Feodor Dostoevskij tra le tante opere che ci ha lasciato, ha pensato pure al Natale con la sua fiaba dal titolo Gli invitati di Gesù che noi vi riportiamo in due parti:
Una sera, un bimbo di sei anni o anche meno, si destò in un sotterraneo umido e freddo. Era coperto di un logoro abitino e tremava. Seduto in un angolo, si divertiva a vedere uscire dalla propria bocca il bianco vapore dell’alito, ma presto ebbe fame. Vicino a lui, sopra un pagliericcio, con il capo appoggiato a un fagotto, giaceva la mamma, che era venuta da un lontano paese col suo bambino e si era subito ammalata. La padrona del misero alloggio è stata arrestata da due giorni. Gli inquilini sono tutti fuori, perché è giorno festivo, tranne un venditore ambulante che da ieri giace come morto, perché non ha voluto attendere la festa per ubriacarsi.
C’è anche una vecchia, forse un’antica bambinaia, che muore solitaria in un angolo. Il bimbo non osa andarle vicina, perché sente che si lamenta. Egli ha fame e si avvicina alla mamma per svegliarla.Ha paura del buio. Da molto tempo ormai è scesa la sera, ma il lume resta spento. Il piccino tocca il volto della mamma nell’ombra e si stupisce di trovarlo gelido. “Qui c’è troppo freddo”, pensa e attende, dimenticando che tiene la mano appoggiata sul capo della morta. Poi si alza, si soffia sulle dita per riscaldarle. Ma inutile, sembrano intirizzite! Il bimbo si volge ancora verso la mamma, ma ella non si muove. Per non svegliarla cammina in punta di piedi e vede sul giaciglio il suo berretto di lana. Allora decide di uscire dal sotterraneo. Lo avrebbe fatto anche prima se non avesse avuto paura di un cane che ha abbaiato tutto il giorno sulle scale. Ma ora il cane non c’è, e il bambino esce sulla strada. Mio Dio, che grande città! Non ne ha mai vedute di simili. Laggiù, nel villaggio dove è nato, non v’era che una sola lanterna accesa per ogni strada. Appena scendeva la sera, tutti si chiudevano nelle case di legno e le strade restavano deserte. Ma nel suo villaggio faceva caldo e non gli mancava mai il pane. In questa città invece c’è tanta luce, tanto rumore. Cavalli e carrozze vanno e vengono.
La neve copre il selciato e c’è molto freddo.

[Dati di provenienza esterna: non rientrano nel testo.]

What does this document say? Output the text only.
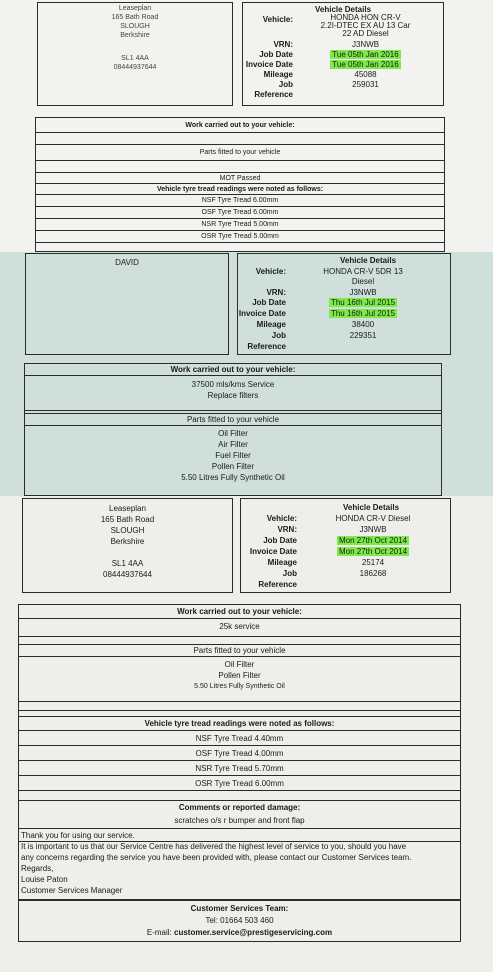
Leaseplan
165 Bath Road
SLOUGH
Berkshire
SL1 4AA
08444937644
Vehicle Details
Vehicle:	HONDA HON CR-V
2.2I-DTEC EX AU 13 Car
22 AD Diesel
VRN:	J3NWB
Job Date	Tue 05th Jan 2016
Invoice Date	Tue 05th Jan 2016
Mileage	45088
Job	259031
Reference
Work carried out to your vehicle:
Parts fitted to your vehicle
MOT Passed
Vehicle tyre tread readings were noted as follows:
NSF Tyre Tread 6.00mm
OSF Tyre Tread 6.00mm
NSR Tyre Tread 5.00mm
OSR Tyre Tread 5.00mm
DAVID	Vehicle Details
Vehicle:	HONDA CR-V 5DR 13
Diesel
VRN:	J3NWB
Job Date	Thu 16th Jul 2015
Invoice Date	Thu 16th Jul 2015
Mileage	38400
Job	229351
Reference
Work carried out to your vehicle:
37500 mls/kms Service
Replace filters
Parts fitted to your vehicle
Oil Filter
Air Filter
Fuel Filter
Pollen Filter
5.50 Litres Fully Synthetic Oil
Leaseplan
165 Bath Road
SLOUGH
Berkshire
SL1 4AA
08444937644
Vehicle Details
Vehicle:	HONDA CR-V Diesel
VRN:	J3NWB
Job Date	Mon 27th Oct 2014
Invoice Date	Mon 27th Oct 2014
Mileage	25174
Job	186268
Reference
Work carried out to your vehicle:
25k service
Parts fitted to your vehicle
Oil Filter
Pollen Filter
5.50 Litres Fully Synthetic Oil
Vehicle tyre tread readings were noted as follows:
NSF Tyre Tread 4.40mm
OSF Tyre Tread 4.00mm
NSR Tyre Tread 5.70mm
OSR Tyre Tread 6.00mm
Comments or reported damage:
scratches o/s r bumper and front flap
Thank you for using our service.
It is important to us that our Service Centre has delivered the highest level of service to you, should you have
any concerns regarding the service you have been provided with, please contact our Customer Services team.
Regards,
Louise Paton
Customer Services Manager
Customer Services Team:
Tel: 01664 503 460
E-mail: customer.service@prestigeservicing.com
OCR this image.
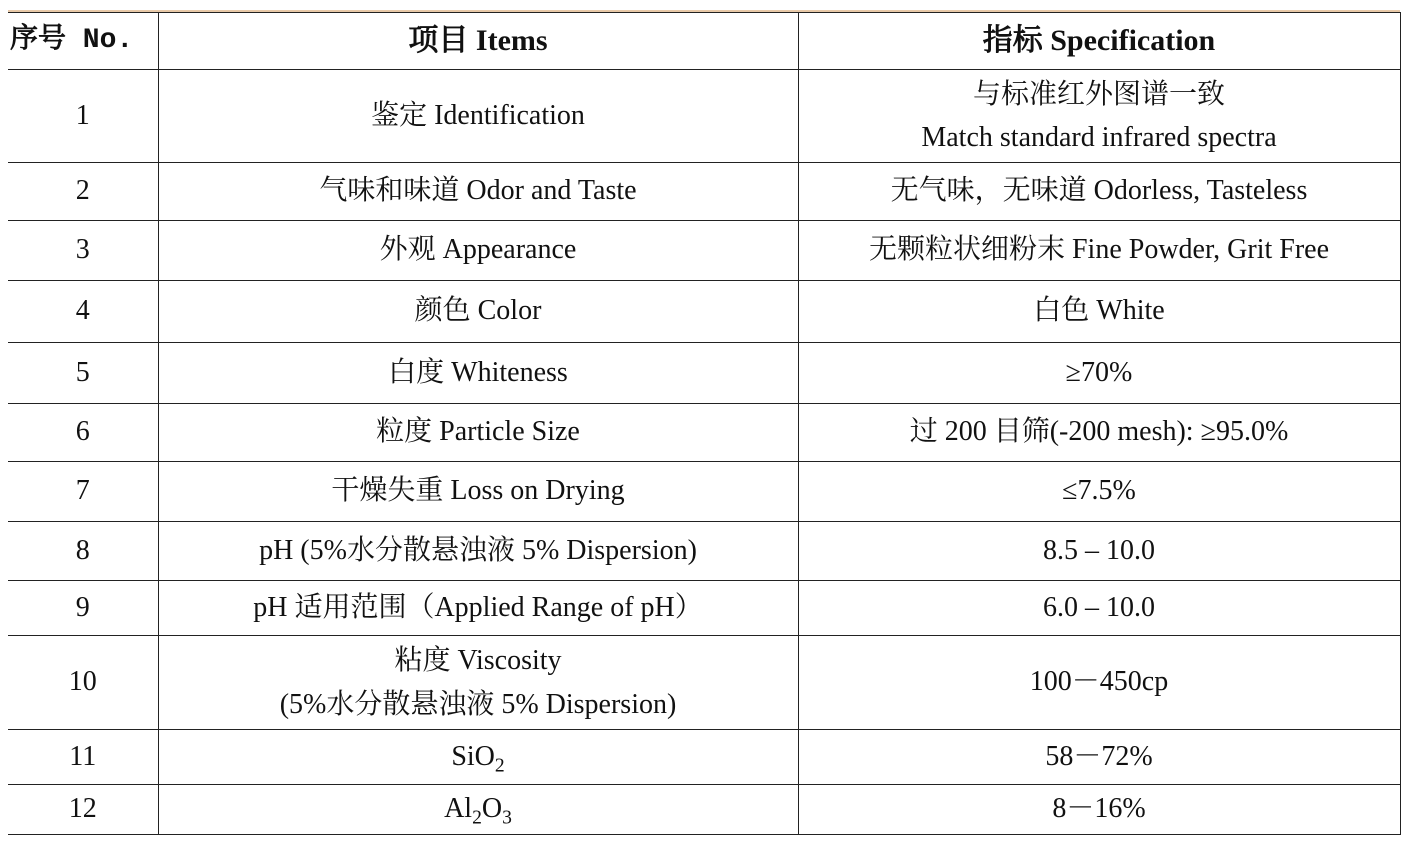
序号 No.	项目 Items	指标 Specification
1	鉴定 Identification	与标准红外图谱一致
Match standard infrared spectra

2	气味和味道 Odor and Taste	无气味，无味道 Odorless, Tasteless
3	外观 Appearance	无颗粒状细粉末 Fine Powder, Grit Free
4	颜色 Color	白色 White
5	白度 Whiteness	≥70%
6	粒度 Particle Size	过 200 目筛(-200 mesh): ≥95.0%
7	干燥失重 Loss on Drying	≤7.5%
8	pH (5%水分散悬浊液 5% Dispersion)	8.5 – 10.0
9	pH 适用范围（Applied Range of pH）	6.0 – 10.0
10	粘度 Viscosity
(5%水分散悬浊液 5% Dispersion)	100－450cp
11	SiO$_2$	58－72%
12	$Al_2O_3$	8－16%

Ecco un’altra strada, larga, illuminata, dove tutti corrono e parlano forte. Dietro a una finestra vede una stanza con un grande albero di Natale, coperto di candeline, di dolciumi, di balocchi e di carte dorate. Attorno all’abete, vi sono bambini ben vestiti che ridono, cantano, mangiano e una musica dolcissima si diffonde intorno. Il povero piccino guarda attraverso il vetro, si stupisce di tanta magnificenza, ma gli fanno male i piedi e non riesce a piegare le dita delle mani arrossate dal freddo. Allora si mette a correre e correndo cerca di soffocare il pianto. Ma ecco, dietro un’altra finestra, un nuovo albero più bello del primo, costellato di luci come un firmamento. Nella camera c’è una tavola coperta di vivande d’ogni genere e quattro belle signore offrono dolci a tutti. La porta si apre continuamente ed entrano alcuni signori. Il bimbo si accoda a loro ed entra cercando di non farsi notare, ma tutti lo sgridano. Una signora lo guarda dolcemente, gli mette un soldo nella mano e lo spinge fuori.